The state and school districts pay 75 percent of premiums for their employees’ policies.
The timing changes come after administration officials heard complaints at a legislative hearing last week about how Group Benefits was going about implementing the health plan offerings.
Attorney General Buddy Caldwell also issued a legal opinion concluding that Group Benefits had not followed the approval process in state law in advance of making the changes.
State Rep. John Bel Edwards, D-Amite, who asked Caldwell to weigh in, said the administration may want to postpone the changes, suggesting the potential of a lawsuit.

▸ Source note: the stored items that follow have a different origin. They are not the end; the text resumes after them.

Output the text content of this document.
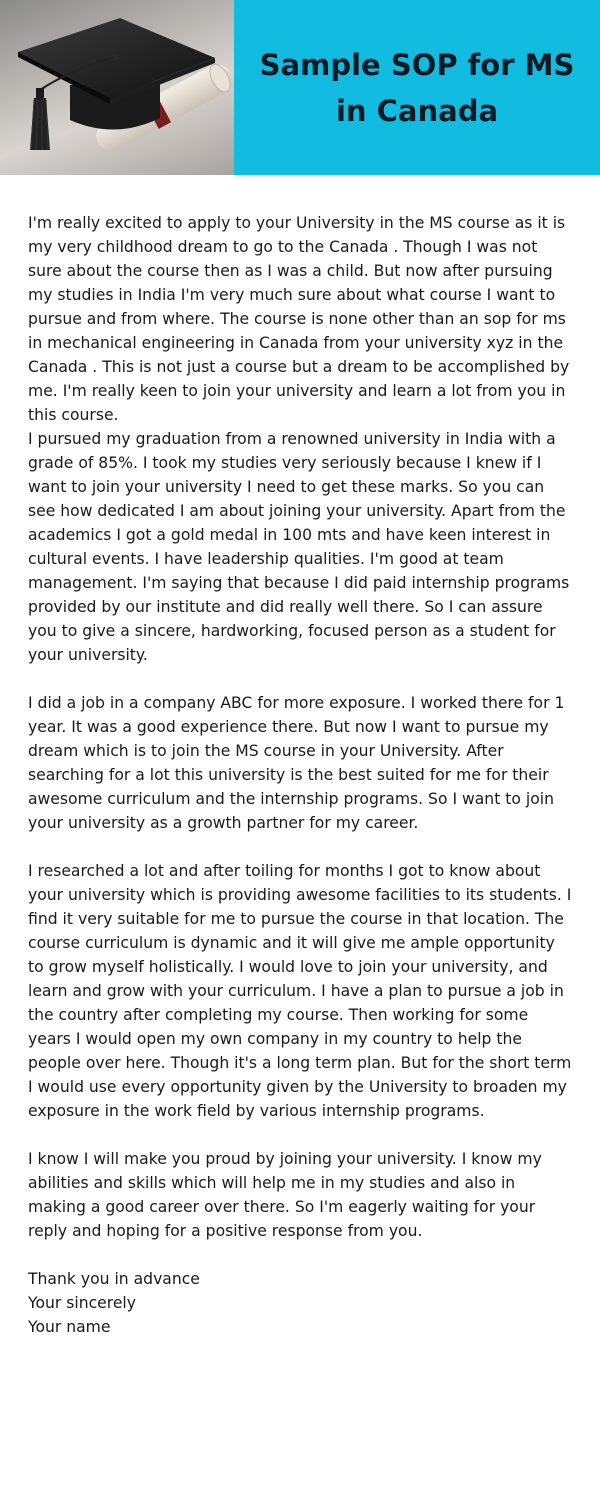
Sample SOP for MS in Canada

I'm really excited to apply to your University in the MS course as it is my very childhood dream to go to the Canada . Though I was not sure about the course then as I was a child. But now after pursuing my studies in India I'm very much sure about what course I want to pursue and from where. The course is none other than an sop for ms in mechanical engineering in Canada from your university xyz in the Canada . This is not just a course but a dream to be accomplished by me. I'm really keen to join your university and learn a lot from you in this course.
I pursued my graduation from a renowned university in India with a grade of 85%. I took my studies very seriously because I knew if I want to join your university I need to get these marks. So you can see how dedicated I am about joining your university. Apart from the academics I got a gold medal in 100 mts and have keen interest in cultural events. I have leadership qualities. I'm good at team management. I'm saying that because I did paid internship programs provided by our institute and did really well there. So I can assure you to give a sincere, hardworking, focused person as a student for your university.

I did a job in a company ABC for more exposure. I worked there for 1 year. It was a good experience there. But now I want to pursue my dream which is to join the MS course in your University. After searching for a lot this university is the best suited for me for their awesome curriculum and the internship programs. So I want to join your university as a growth partner for my career.

I researched a lot and after toiling for months I got to know about your university which is providing awesome facilities to its students. I find it very suitable for me to pursue the course in that location. The course curriculum is dynamic and it will give me ample opportunity to grow myself holistically. I would love to join your university, and learn and grow with your curriculum. I have a plan to pursue a job in the country after completing my course. Then working for some years I would open my own company in my country to help the people over here. Though it's a long term plan. But for the short term I would use every opportunity given by the University to broaden my exposure in the work field by various internship programs.

I know I will make you proud by joining your university. I know my abilities and skills which will help me in my studies and also in making a good career over there. So I'm eagerly waiting for your reply and hoping for a positive response from you.

Thank you in advance
Your sincerely
Your name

Group Benefits announced it would begin the approval process, which requires publication of benefits changes, an opportunity for public comment and a review by legislative committees. The committees then send a recommendation to the governor.
Group Benefits expects Gov. Bobby Jindal to have approved the changes by March 1, the new start of the health plan.
The program also is issuing emergency rules seeking retroactive approval of pharmacy program and prior authorization changes that took effect in August for active employees and retirees without Medicare. Emergency rules have the same effect as regular rules, for up to 120 days.
In other announcements, Group Benefits advised that the enrollment period for supplemental insurance products, including dental, vision and life insurance, will be extended through November as well. Those plans will take effect Jan. 1 along with flexible spending plans.
Flexible spending accounts allow employees to set aside a portion of their paychecks to pay for qualified expenses before taxes are deducted.
In addition, retirees who are enrolled in a Group Benefits health plan option, either as primary or secondary coverage, will be allowed to remain in a comparable option without having to re-enroll. Nichols said the change was made in response to a suggestion made during a legislative hearing last week.
Retirees interested in Medicare Advantage plans are still required to enroll by Dec. 7 for the plan year that begins Jan. 1.